Foto: Szene mit Valeriy Murga und Rebeca Olvera. © Suzanne Schwiertz
Text:Frieder Reininghaus, am 14. November 2011
Anno Schreier (*1979 in Aachen) hat einen kleinformatigen Wettbewerb des Züricher Opernhauses gewonnen und erhielt den Auftrag, ein abendfüllendes Werk für die große Bühne zu schreiben. Kurz vor seinem Wechsel an die Spitze der Salzburger Festspiele demonstriert Intendant Alexander Pereira auch seine Aufgeschlossenheit gegenüber junger Kunst. Schreier legte seiner Arbeit José Saramagos Roman „Ensaio sobre a Cegueira“ zugrunde und lieferte beiläufig auch einen Kommentar zu einer virulenten Gefahr in entwickelten Demokratien. Dort wie in der neuen Oper geht um das Wegschließen von Personengruppen, von denen angeblich Gefahr ausgeht (man steckt sie z.B. in aufgelassene Bunker).
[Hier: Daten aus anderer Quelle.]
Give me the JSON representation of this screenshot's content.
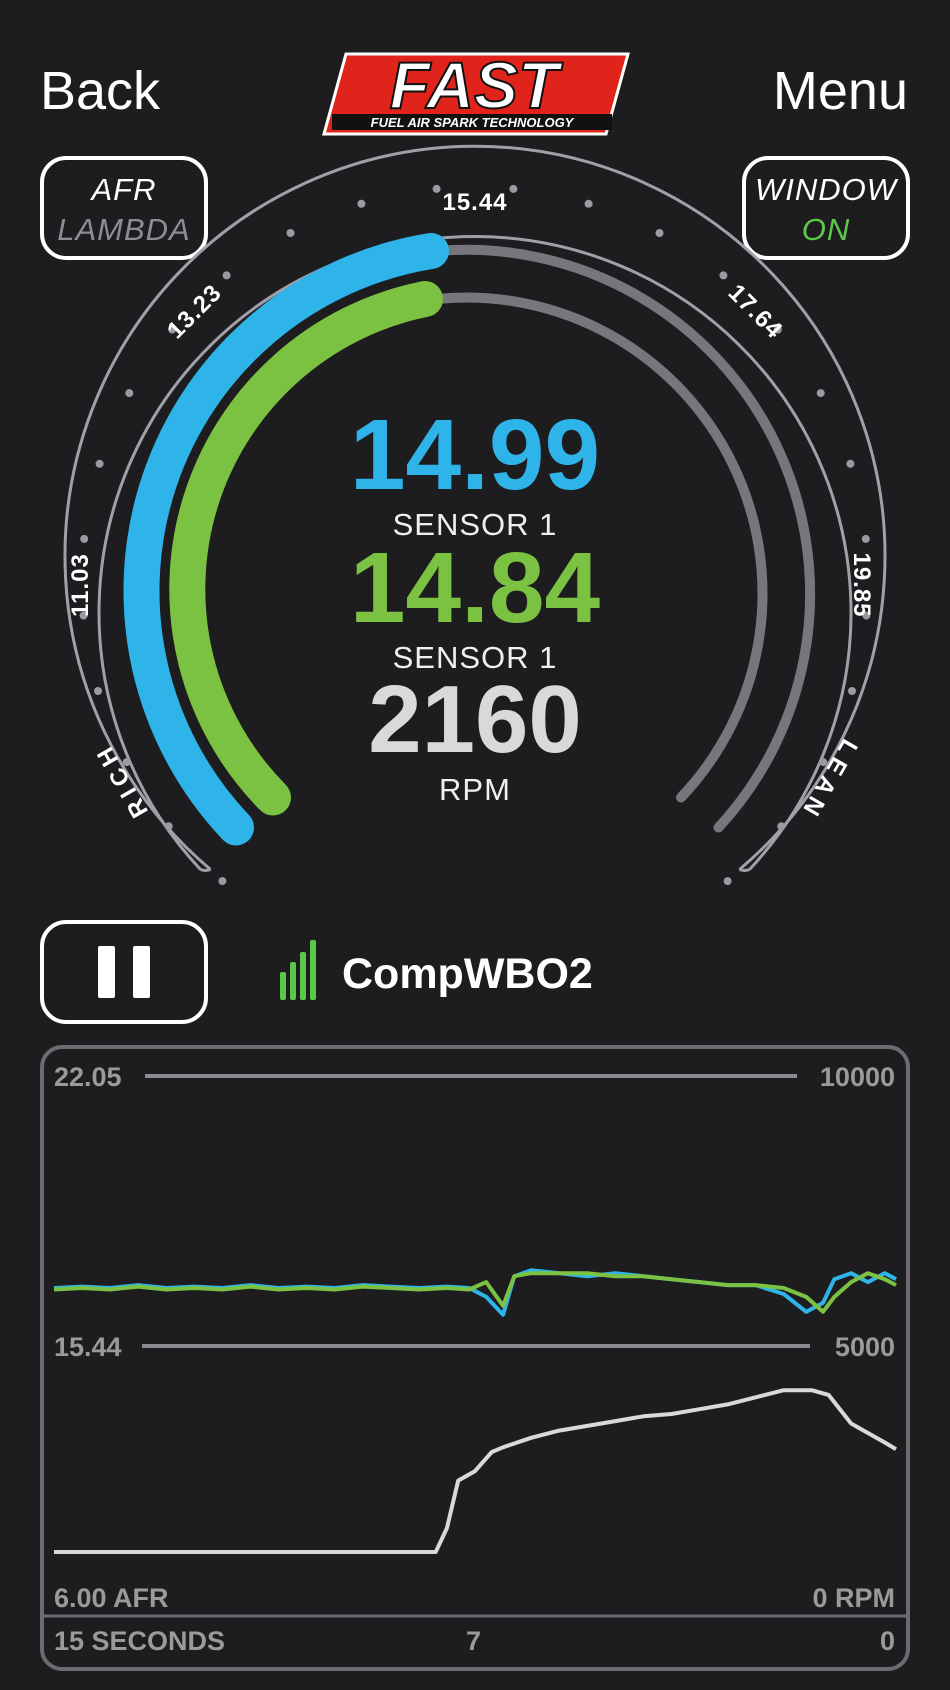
{
  "header": {
    "back_label": "Back",
    "menu_label": "Menu",
    "logo_text": "FAST",
    "logo_subtext": "FUEL AIR SPARK TECHNOLOGY"
  },
  "mode_button": {
    "line1": "AFR",
    "line2": "LAMBDA"
  },
  "window_button": {
    "line1": "WINDOW",
    "line2": "ON"
  },
  "gauge": {
    "scale_labels": [
      "11.03",
      "13.23",
      "15.44",
      "17.64",
      "19.85"
    ],
    "rich_label": "RICH",
    "lean_label": "LEAN",
    "sensor_a_value": "14.99",
    "sensor_a_label": "SENSOR 1",
    "sensor_b_value": "14.84",
    "sensor_b_label": "SENSOR 1",
    "rpm_value": "2160",
    "rpm_label": "RPM"
  },
  "controls": {
    "device_name": "CompWBO2"
  },
  "history_chart": {
    "left_top": "22.05",
    "right_top": "10000",
    "left_mid": "15.44",
    "right_mid": "5000",
    "left_bottom": "6.00 AFR",
    "right_bottom": "0 RPM",
    "time_start": "15 SECONDS",
    "time_mid": "7",
    "time_end": "0"
  },
  "colors": {
    "background": "#1d1d1f",
    "sensor_a": "#2fb4e9",
    "sensor_b": "#7cc242",
    "rpm": "#d9d9d9",
    "track": "#77767d",
    "window_on": "#5cc84a",
    "logo_red": "#e0241b"
  },
  "icons": {
    "pause": "pause-icon",
    "signal": "signal-bars-icon"
  },
  "chart_data": {
    "type": "line",
    "x_label": "SECONDS",
    "x_range": [
      15,
      0
    ],
    "y_left_range": [
      6.0,
      22.05
    ],
    "y_right_range": [
      0,
      10000
    ],
    "series": [
      {
        "color": "#2fb4e9",
        "axis": "left",
        "x": [
          15,
          14.5,
          14,
          13.5,
          13,
          12.5,
          12,
          11.5,
          11,
          10.5,
          10,
          9.5,
          9,
          8.5,
          8,
          7.6,
          7.3,
          7.0,
          6.8,
          6.5,
          6,
          5.5,
          5,
          4.5,
          4,
          3.5,
          3,
          2.5,
          2,
          1.6,
          1.3,
          1.1,
          0.8,
          0.5,
          0.2,
          0
        ],
        "y": [
          14.9,
          14.95,
          14.9,
          15.0,
          14.9,
          14.95,
          14.9,
          15.0,
          14.9,
          14.95,
          14.9,
          15.0,
          14.95,
          14.9,
          14.95,
          14.9,
          14.6,
          14.0,
          15.3,
          15.5,
          15.4,
          15.3,
          15.4,
          15.3,
          15.2,
          15.1,
          15.0,
          15.0,
          14.7,
          14.1,
          14.4,
          15.2,
          15.4,
          15.1,
          15.4,
          15.2
        ]
      },
      {
        "color": "#7cc242",
        "axis": "left",
        "x": [
          15,
          14.5,
          14,
          13.5,
          13,
          12.5,
          12,
          11.5,
          11,
          10.5,
          10,
          9.5,
          9,
          8.5,
          8,
          7.6,
          7.3,
          7.0,
          6.8,
          6.5,
          6,
          5.5,
          5,
          4.5,
          4,
          3.5,
          3,
          2.5,
          2,
          1.6,
          1.3,
          1.1,
          0.8,
          0.5,
          0.2,
          0
        ],
        "y": [
          14.85,
          14.9,
          14.85,
          14.95,
          14.85,
          14.9,
          14.85,
          14.95,
          14.85,
          14.9,
          14.85,
          14.95,
          14.9,
          14.85,
          14.9,
          14.85,
          15.1,
          14.3,
          15.3,
          15.4,
          15.4,
          15.4,
          15.3,
          15.3,
          15.2,
          15.1,
          15.0,
          15.0,
          14.9,
          14.6,
          14.1,
          14.6,
          15.1,
          15.4,
          15.2,
          15.0
        ]
      },
      {
        "color": "#d9d9d9",
        "axis": "right",
        "x": [
          15,
          14,
          13,
          12,
          11,
          10,
          9,
          8.2,
          8.0,
          7.8,
          7.5,
          7.2,
          7,
          6.5,
          6,
          5.5,
          5,
          4.5,
          4,
          3.5,
          3,
          2.5,
          2,
          1.5,
          1.2,
          1.0,
          0.8,
          0.5,
          0.2,
          0
        ],
        "y": [
          0,
          0,
          0,
          0,
          0,
          0,
          0,
          0,
          500,
          1500,
          1700,
          2100,
          2200,
          2400,
          2550,
          2650,
          2750,
          2850,
          2900,
          3000,
          3100,
          3250,
          3400,
          3400,
          3300,
          3000,
          2700,
          2500,
          2300,
          2160
        ]
      }
    ]
  }
}
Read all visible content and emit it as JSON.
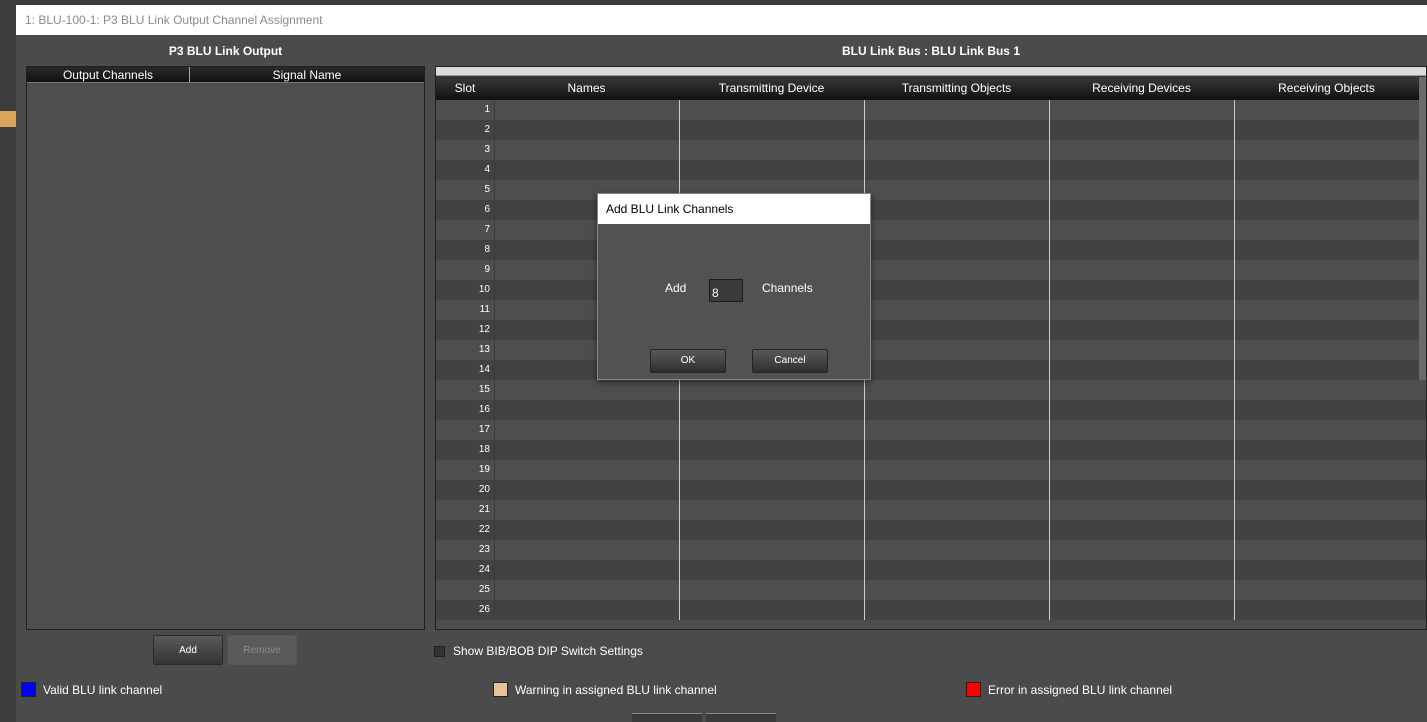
{
  "window": {
    "title": "1: BLU-100-1: P3 BLU Link Output Channel Assignment"
  },
  "left_panel": {
    "title": "P3 BLU Link Output",
    "columns": [
      "Output Channels",
      "Signal Name"
    ],
    "add_label": "Add",
    "remove_label": "Remove"
  },
  "right_panel": {
    "title": "BLU Link Bus : BLU Link Bus 1",
    "columns": [
      "Slot",
      "Names",
      "Transmitting Device",
      "Transmitting Objects",
      "Receiving Devices",
      "Receiving Objects"
    ],
    "slots": [
      "1",
      "2",
      "3",
      "4",
      "5",
      "6",
      "7",
      "8",
      "9",
      "10",
      "11",
      "12",
      "13",
      "14",
      "15",
      "16",
      "17",
      "18",
      "19",
      "20",
      "21",
      "22",
      "23",
      "24",
      "25",
      "26"
    ]
  },
  "show_dip": {
    "label": "Show BIB/BOB DIP Switch Settings",
    "checked": false
  },
  "legend": [
    {
      "label": "Valid BLU link channel",
      "color": "#0000ff"
    },
    {
      "label": "Warning in assigned BLU link channel",
      "color": "#e8c39a"
    },
    {
      "label": "Error in assigned BLU link channel",
      "color": "#ff0000"
    }
  ],
  "dialog": {
    "title": "Add BLU Link Channels",
    "add_label": "Add",
    "count_value": "8",
    "channels_label": "Channels",
    "ok_label": "OK",
    "cancel_label": "Cancel"
  }
}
In der „Stadt der Blinden“ verlieren Menschen ohne erkennbaren Grund ihre Sehkraft – plötzlich auf der Straße oder bei alltäglichen Verrichtungen. Da nicht auszuschließen ist, daß dies auf Infektion zurückzuführen ist, isoliert man sie unverzüglich – wer flieht, wird erschossen. In der Quarantäne bildet sich statt solidarischer Selbstverwaltung eine Gefangenhierarchie heraus. Deren „starke“ Figuren verlangen im Zuge allgemeiner Verrohung Frauen gegen Essen. Die Gattin eines Augenarztes, als einzige sehend, setzt mit der Schere ein Exempel am Wortführer der Vergewaltiger. Die traumatische Erfahrung dieser blutigen Selbstjustiz veranlaßt sie dann zu einer großen Arie. Sandra Trattnigg meistert sie so souverän wie die übrigen, die ihr „auf den Leib geschrieben“ wurden.
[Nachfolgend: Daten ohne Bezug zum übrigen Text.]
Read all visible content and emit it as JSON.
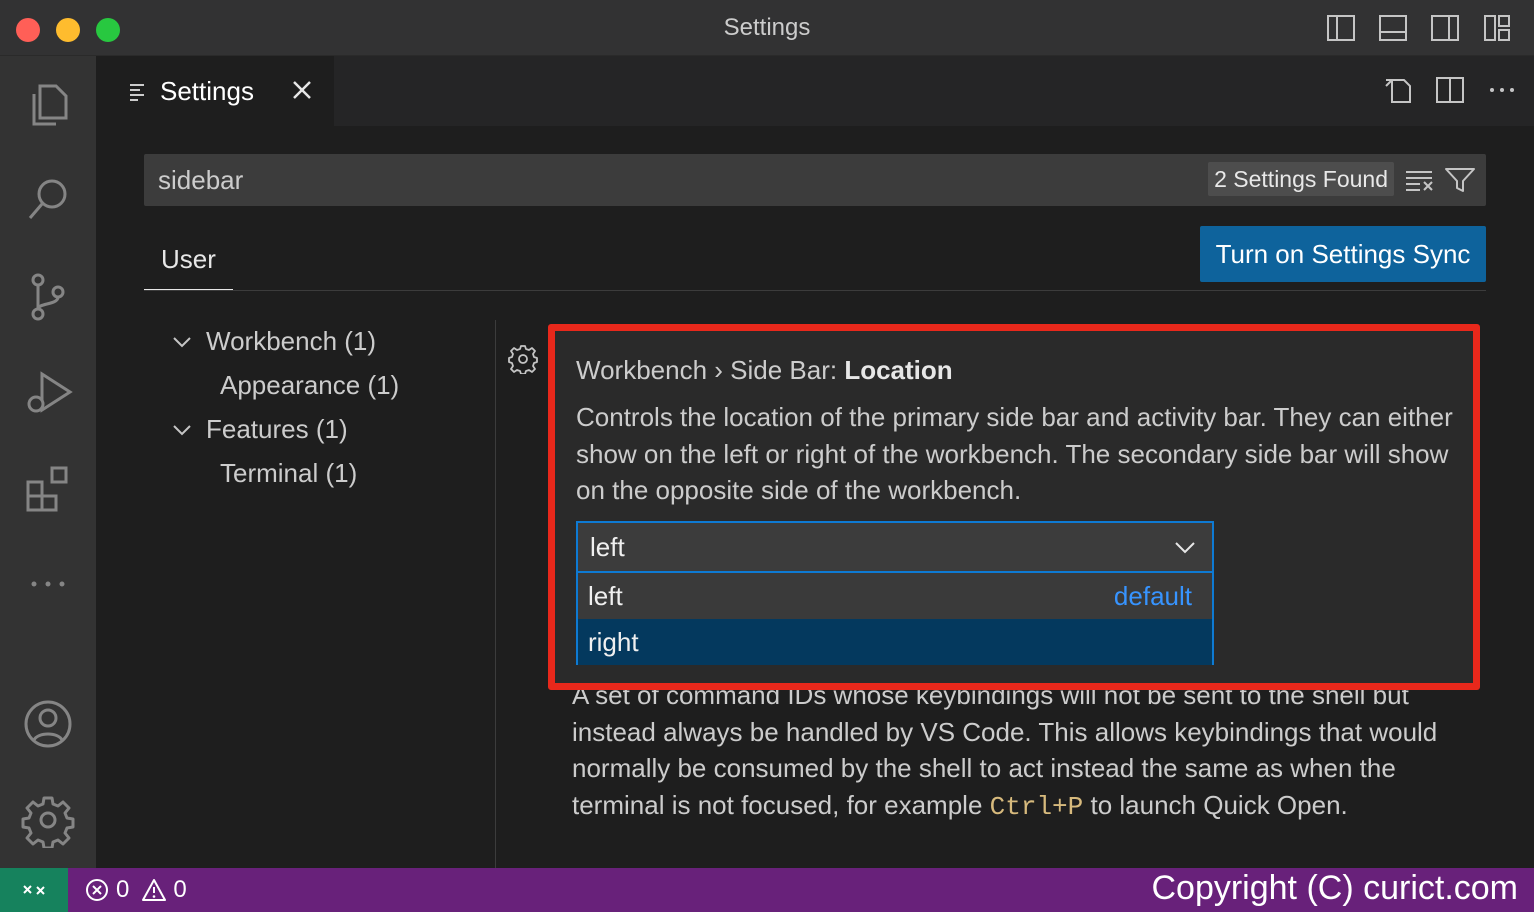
{
  "window": {
    "title": "Settings"
  },
  "tab": {
    "label": "Settings"
  },
  "search": {
    "value": "sidebar",
    "found": "2 Settings Found"
  },
  "scope_tab": "User",
  "sync_button": "Turn on Settings Sync",
  "toc": {
    "items": [
      {
        "label": "Workbench (1)",
        "expanded": true
      },
      {
        "label": "Appearance (1)"
      },
      {
        "label": "Features (1)",
        "expanded": true
      },
      {
        "label": "Terminal (1)"
      }
    ]
  },
  "setting": {
    "category": "Workbench › Side Bar: ",
    "name": "Location",
    "description": "Controls the location of the primary side bar and activity bar. They can either show on the left or right of the workbench. The secondary side bar will show on the opposite side of the workbench.",
    "selected": "left",
    "options": [
      {
        "label": "left",
        "tag": "default"
      },
      {
        "label": "right"
      }
    ]
  },
  "setting2": {
    "desc_before": "A set of command IDs whose keybindings will not be sent to the shell but instead always be handled by VS Code. This allows keybindings that would normally be consumed by the shell to act instead the same as when the terminal is not focused, for example ",
    "shortcut": "Ctrl+P",
    "desc_after": " to launch Quick Open."
  },
  "status": {
    "errors": "0",
    "warnings": "0",
    "copyright": "Copyright (C) curict.com"
  },
  "colors": {
    "accent": "#0e639c",
    "focus_border": "#0e7ad3",
    "highlight": "#e8281b",
    "status_bar": "#68217a",
    "remote": "#16825d"
  }
}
Anno Schreier ist kein zorniger junger Mann der Neuen Musik, sondern ein eher bedächtiger Tonsetzer, der die alten Meister nicht verachtet. Er hat sie aufmerksam studiert und wendet ihre Errungenschaften wohldosiert an. Wenn textbezogene Illustration als erstrebenswertes Ideal für eine Opernkomposition angesehen wird, hat er seinen Auftrag gut gelöst – mit der Entfaltung und Schürzung beredter Orchestergesten, mit Hilfe Figuren freier Atonalität, Turba-Chor, nostalgischer Melodie. Streckenweise in a-moll, A- oder E-Dur.
Ein Team starker Stimmen hilft dem Züricher Blinden-Projekt auf die Beine – Reinhard Mayr (Augenarzt), Peter Sonn (Autodieb) und Thomas Tatzel (Taxler), Rebeca Olvera als „junge Frau mit der Brille“, die beim Liebesakt im Hotel mit der Blindheit geschlagen wurde. Zsolt Hamar dirigiert mit Gespür für die illustrierenden Effekte. Er macht damit zum Teil wett, was die Inszenierung im hermetisch grauen Geviert hinsichtlich Bedrohung und Schrecken kaum leistet. Wenn statt Stephan Mueller, einer altgedienten Kraft des Züricher Stadttheaters, ein Altersgenosse des Komponisten inszeniert hätte, wäre Saramagos Anliegen womöglich deutlicher geworden: Die Schweizerische Volkspartei und die mit ihr verknüpfte Boulevard-Zeitung „Blick“ wollen ggf. ziemlich genau das, wovor der portugiesisch-spanische Nobelpreisträger als größer innerer Gefahr für europäische Zivilisation und Gesittung warnte.